In 1884, during the building of St Luke’s Church hall in Exeter Street, two adult male burials were uncovered with grave goods including shield bosses and spear heads. Later, in 1893, three shield bosses and a sword unearthed in Stafford Road were presented to Brighton Museum & Art Gallery. These discoveries suggested the existence of an Anglo-Saxon cemetery in the area.

In 1985, building works at a house off Stafford Road triggered an archaeological rescue operation when workmen uncovered more Anglo-Saxon burials. Over a Bank Holiday weekend, the remains of three skeletons were uncovered, two male and one female, all dating from around the 6th Century AD. One of the males had died aged about 30 from a serious head wound inflicted by a sword and his skull also exhibited an earlier healed head wound from which he had survived. He was buried with his shield, spear and possibly an iron knife.
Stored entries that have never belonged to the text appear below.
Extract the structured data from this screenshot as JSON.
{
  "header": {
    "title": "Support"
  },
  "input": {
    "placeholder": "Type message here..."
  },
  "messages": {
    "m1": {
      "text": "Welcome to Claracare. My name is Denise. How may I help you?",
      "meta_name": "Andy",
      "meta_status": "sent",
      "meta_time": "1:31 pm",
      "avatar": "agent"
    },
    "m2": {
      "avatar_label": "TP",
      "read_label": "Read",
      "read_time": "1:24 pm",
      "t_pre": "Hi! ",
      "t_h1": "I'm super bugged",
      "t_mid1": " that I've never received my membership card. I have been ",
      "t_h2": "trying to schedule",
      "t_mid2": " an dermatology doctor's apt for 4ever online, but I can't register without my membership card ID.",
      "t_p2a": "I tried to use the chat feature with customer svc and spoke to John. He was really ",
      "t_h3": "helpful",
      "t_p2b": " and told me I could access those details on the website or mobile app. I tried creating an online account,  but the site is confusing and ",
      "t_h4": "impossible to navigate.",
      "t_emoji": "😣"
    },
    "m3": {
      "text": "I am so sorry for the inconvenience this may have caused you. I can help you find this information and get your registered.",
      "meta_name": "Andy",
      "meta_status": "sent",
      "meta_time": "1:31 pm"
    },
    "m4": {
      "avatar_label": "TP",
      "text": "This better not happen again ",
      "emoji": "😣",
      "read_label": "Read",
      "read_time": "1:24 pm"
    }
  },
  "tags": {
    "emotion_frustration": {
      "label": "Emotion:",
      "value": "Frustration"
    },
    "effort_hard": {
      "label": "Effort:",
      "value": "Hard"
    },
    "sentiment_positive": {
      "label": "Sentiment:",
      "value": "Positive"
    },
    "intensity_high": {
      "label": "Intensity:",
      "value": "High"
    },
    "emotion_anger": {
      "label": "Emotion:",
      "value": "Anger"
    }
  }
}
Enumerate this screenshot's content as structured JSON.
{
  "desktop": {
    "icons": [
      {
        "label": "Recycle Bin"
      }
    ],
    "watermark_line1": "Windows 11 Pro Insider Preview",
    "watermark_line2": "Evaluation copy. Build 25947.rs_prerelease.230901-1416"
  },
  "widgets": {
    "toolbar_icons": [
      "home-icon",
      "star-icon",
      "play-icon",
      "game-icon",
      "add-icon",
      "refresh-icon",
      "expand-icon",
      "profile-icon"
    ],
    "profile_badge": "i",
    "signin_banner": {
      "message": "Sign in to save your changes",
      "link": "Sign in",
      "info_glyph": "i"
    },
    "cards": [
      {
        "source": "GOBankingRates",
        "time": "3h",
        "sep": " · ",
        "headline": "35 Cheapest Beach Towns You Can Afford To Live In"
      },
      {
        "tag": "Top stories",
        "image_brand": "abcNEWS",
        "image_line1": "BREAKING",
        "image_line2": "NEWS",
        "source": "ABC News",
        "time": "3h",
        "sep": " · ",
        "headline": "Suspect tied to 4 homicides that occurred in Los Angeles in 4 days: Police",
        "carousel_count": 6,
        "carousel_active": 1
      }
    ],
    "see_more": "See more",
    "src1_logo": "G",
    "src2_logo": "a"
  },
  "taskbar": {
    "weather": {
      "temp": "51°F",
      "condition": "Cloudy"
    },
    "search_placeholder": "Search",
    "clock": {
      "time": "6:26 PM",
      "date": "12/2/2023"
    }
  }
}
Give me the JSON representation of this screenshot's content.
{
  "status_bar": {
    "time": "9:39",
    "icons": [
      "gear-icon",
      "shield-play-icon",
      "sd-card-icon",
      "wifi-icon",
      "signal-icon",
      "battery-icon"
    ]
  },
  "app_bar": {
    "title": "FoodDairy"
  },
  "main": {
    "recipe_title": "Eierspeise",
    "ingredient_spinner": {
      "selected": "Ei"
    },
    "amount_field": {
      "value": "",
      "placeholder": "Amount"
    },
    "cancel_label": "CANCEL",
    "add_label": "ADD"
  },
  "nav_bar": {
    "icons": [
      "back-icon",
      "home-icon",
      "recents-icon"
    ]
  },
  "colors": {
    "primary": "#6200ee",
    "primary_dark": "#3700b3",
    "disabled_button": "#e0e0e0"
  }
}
There is no evidence of cause of death for the other male, aged about 35-40. He was fairly tall at 5’ 11” and robust, although his dental health was poor, demonstrated by evidence of tooth loss and abscesses.

The female skeletal remains were disturbed and damaged by the workmen. However it was determined that she was aged around 40-45 when she died, comparatively old for the early Anglo-Saxon period, and also had poor dental health. She was buried with objects which were likely of most value to her including two copper alloy brooches, two copper alloy rings and a pair of copper alloy tweezers.

Life for these early Saxon settlers appears to have been relatively short-lived and sometimes pretty brutal. Suffering a violent death was not uncommon and life expectancy beyond the age of 40 appears to of been rare. The deficient dental health of two of the skeletons indicates a fairly poor diet and lack of personal hygiene, all of which would have increased vulnerability to disease. This small insight into life in Brighton during the early Anglo-Saxon period suggests it may have been at times somewhat bleak.